Additionally, Apple wants to patent a system to generate “customized personal health ontologies,” which is essentially an electronic health record that includes data collected and stored in its health app. 

All of these patents rely on data collected from its smartwatch via biometric sensors, keeping track of things like heart rhythm, blood pressure, motion, orientation and more.

Over the past few years, Apple’s watches have become best-sellers for their health tech features, said Romeo Alvarez, director and research analyst at William O’Neil. Alvarez noted that the company’s smartwatch revenue has grown from $9 billion five years ago to $17 billion this year, though that’s still only 4% of the company’s annual revenue.

Apple has a few paths forward, Alvarez said: The company could continue the legal battle; build and patent technology that works around Masimo’s patent; or come to a settlement. “If Massimo wins the case, it’ll set a precedent of a small company actually defending its patents against a bigger company like Apple,” he said. 

But a case like this is particularly unique, said Micah Drayton, partner and chair of the technology practice group at Caldwell Intellectual Property Law. For one, patent litigation is incredibly costly, he said. The founder and CEO of Masimo, billionaire Joe Kiani, has spent $60 million fighting Apple, according to Forbes. 

Apple is more likely to face patent litigation from other smartwatch makers such as Samsung, Drayton noted, rather than medical tech companies. Smaller device companies generally don’t have the money or resources to take on the goliath that is Apple, Drayton said. “This kind of a threat, I would expect, is not a typical threat for them,” he said. 

So how could Apple prevent having to pull items off the shelves in the future?
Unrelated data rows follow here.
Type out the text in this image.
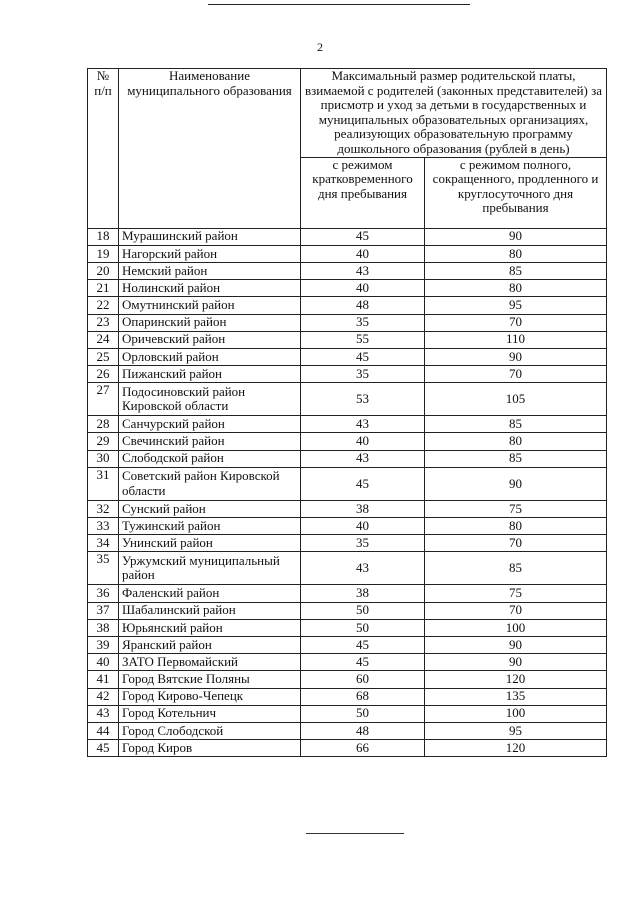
2
№ п/п	Наименование муниципального образования	Максимальный размер родительской платы, взимаемой с родителей (законных представителей) за присмотр и уход за детьми в государственных и муниципальных образовательных организациях, реализующих образовательную программу дошкольного образования (рублей в день)	
		с режимом кратковременного дня пребывания	с режимом полного, сокращенного, продленного и круглосуточного дня пребывания
18	Мурашинский район	45	90
19	Нагорский район	40	80
20	Немский район	43	85
21	Нолинский район	40	80
22	Омутнинский район	48	95
23	Опаринский район	35	70
24	Оричевский район	55	110
25	Орловский район	45	90
26	Пижанский район	35	70
27	Подосиновский район Кировской области	53	105
28	Санчурский район	43	85
29	Свечинский район	40	80
30	Слободской район	43	85
31	Советский район Кировской области	45	90
32	Сунский район	38	75
33	Тужинский район	40	80
34	Унинский район	35	70
35	Уржумский муниципальный район	43	85
36	Фаленский район	38	75
37	Шабалинский район	50	70
38	Юрьянский район	50	100
39	Яранский район	45	90
40	ЗАТО Первомайский	45	90
41	Город Вятские Поляны	60	120
42	Город Кирово-Чепецк	68	135
43	Город Котельнич	50	100
44	Город Слободской	48	95
45	Город Киров	66	120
One option is continuing building its “war chest” of defensive patents to counter-sue in legal battles, Drayton said. With Apple’s pile of health-related patents to track users while they move, sleep and breath, it looks like the company is already prepared for that reality. 

That said, this factor is what makes Masimo “kind of a weird case,” Drayton said. “It’s not really doing anything else that looks like what Apple’s doing, so Apple doesn’t really have a good way to counter-sue it.”